# Percentage Calculations Using Postgres Window Functions

Back when I first learned SQL, calculating percentages over a set of individual contributions was an ungainly business:

- First calculate the denominator of the percentage,
- Then join that denominator back to the original table to calculate the percentage.

This requires two passes of the table: once for the denominator and once for the percentage. For BI queries over large tables (that is, for most BI queries) more passes over the table slow performance significantly.

Also, the SQL was really ugly!

With modern PostgreSQL, you can **calculate complex percentages over different
groups in a single pass**, using
"window functions".

If you want to try this blog post in an interactive way you can check out Percentage Calculations in our tutorial site which will load this in a browser for you.

## Example Data

Here's our pretend data, a small table of seven musicians who perform in two bands.

```
CREATE TABLE musicians (
band text,
name text,
earnings numeric(10,2)
);
INSERT INTO musicians VALUES
('PPM', 'Paul', 2.2),
('PPM', 'Peter', 4.5),
('PPM', 'Mary', 1.1),
('CSNY', 'Crosby', 4.2),
('CSNY', 'Stills', 6.3),
('CSNY', 'Nash', 0.3),
('CSNY', 'Young', 2.2);
```

## Percentage Total Earnings per Musician

Back in the "olden days", before WITH statements and window functions, the query might look like this:

```
SELECT
band, name,
round(100 * earnings/sums.sum,1) AS percent
FROM musicians
CROSS JOIN (
SELECT Sum(earnings)
FROM musicians
) AS sums
ORDER BY percent;
```

With modern PostgreSQL, we can use "window functions" to calculate the
denominator of our percentage on-the-fly. If you look up window functions in the
documentation you will find some specific window-only functions like
`row_number()`

, but you'll also find that the old aggregate functions like
`sum()`

can be used in a windowing mode.

```
SELECT
band, name,
round(100 * earnings /
Sum(earnings) OVER (),
1) AS percent
FROM musicians
ORDER BY percent;
```

Here, we get a sum of all earnings, by using the `sum()`

function with the
`OVER`

keyword to indicate a windowing context.

Since we provide no restrictions on `OVER`

the effect is a **sum over all rows**
in the result relation. Which is what we need!

## Percentage of Band Earnings per Musician

Percentage earnings over all earnings is only one way to slice up the earnings pie: maybe we want to know which musicians made the most money relative to their band earnings?

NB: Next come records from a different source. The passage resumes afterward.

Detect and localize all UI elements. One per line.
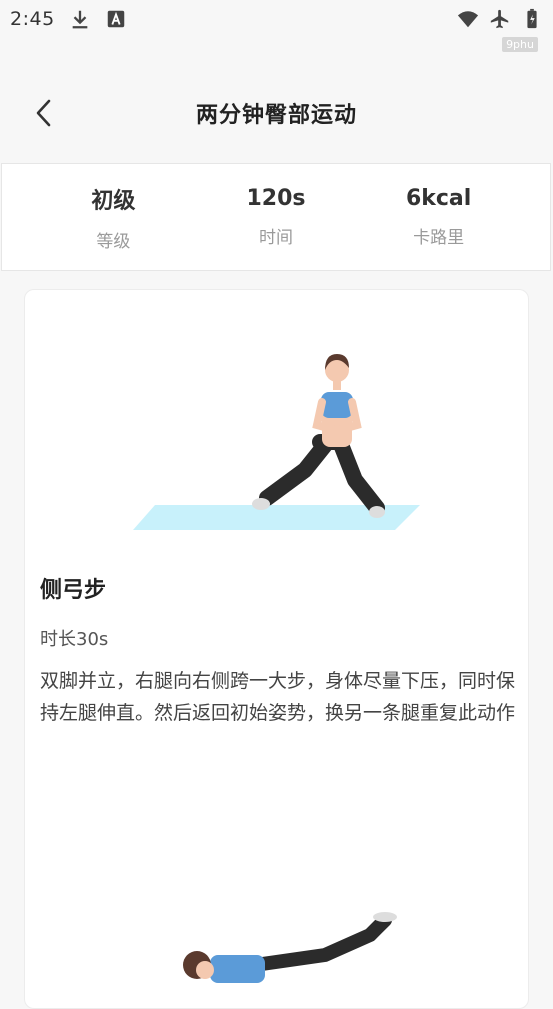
side-lunge-illustration: [133, 354, 420, 530]
download-icon: [72, 10, 88, 29]
wifi-icon: [457, 11, 479, 28]
status-left: 2:45: [10, 8, 127, 30]
font-icon: [107, 10, 124, 28]
exercise-name: 侧弓步: [40, 578, 107, 603]
stats-panel: 初级 等级 120s 时间 6kcal 卡路里: [1, 163, 551, 271]
exercise-description: 双脚并立，右腿向右侧跨一大步，身体尽量下压，同时保持左腿伸直。然后返回初始姿势，…: [40, 670, 516, 724]
exercise-card[interactable]: 侧弓步 时长30s 双脚并立，右腿向右侧跨一大步，身体尽量下压，同时保持左腿伸直…: [24, 289, 529, 1009]
status-time: 2:45: [10, 8, 55, 30]
stat-time: 120s 时间: [216, 186, 336, 248]
stat-label: 时间: [258, 228, 293, 248]
stat-value: 6kcal: [405, 186, 472, 211]
watermark: 9phu: [502, 37, 538, 52]
chevron-left-icon: [36, 99, 51, 127]
exercise-duration: 时长30s: [40, 629, 109, 650]
stat-value: 初级: [91, 188, 136, 214]
header: 两分钟臀部运动: [0, 80, 553, 146]
stat-value: 120s: [246, 186, 306, 211]
status-bar: 2:45: [0, 0, 553, 38]
battery-icon: [527, 8, 537, 29]
page-title: 两分钟臀部运动: [195, 103, 357, 128]
back-button[interactable]: [24, 93, 64, 133]
stat-label: 卡路里: [413, 228, 465, 248]
stat-calories: 6kcal 卡路里: [379, 186, 499, 248]
status-right: [457, 8, 543, 30]
stat-label: 等级: [96, 231, 131, 252]
airplane-icon: [490, 9, 509, 29]
stat-level: 初级 等级: [53, 183, 173, 252]
prone-leg-raise-illustration: [183, 912, 397, 983]
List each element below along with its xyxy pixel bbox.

Doing this the old fashioned way, the SQL is getting a lot hairier!

```
WITH sums AS (
SELECT Sum(earnings), band
FROM musicians
GROUP BY band
)
SELECT
band, name,
round(100 * earnings/sums.sum, 1) AS percent
FROM musicians
JOIN sums USING (band)
ORDER BY band, percent;
```

With the window function, on the other hand, we just need to change the
characteristic of the denominator. Rather than a sum of all earnings, we want
the sum calculated **per band**, which we get by adding a `PARTITION`

to the
`OVER`

clause of the window function.

```
SELECT
band, name,
round(100 * earnings /
Sum(earnings) OVER (PARTITION BY band),
1) AS percent
FROM musicians
ORDER BY band, percent;
```

## Percentage of Total Earnings per Band

Finally, for completeness, here's the single-scan approach to getting the per-band percentage of total earnings:

```
SELECT
band,
round(100 * earnings /
Sum(earnings) OVER (),
1) AS percent
FROM (
SELECT band,
Sum(earnings) AS earnings
FROM musicians
GROUP BY band
) bands;
```

Note that I've been forced into using a sub-query here, because embedding a window query within an aggregate is not allowed.

However, if you check the `EXPLAIN`

for this query, you'll find it still **only
has a single scan** of the main data table, which is mostly what we are trying
to avoid, since these kind of BI queries are usually run against very large fact
tables, and scans are the expensive bit.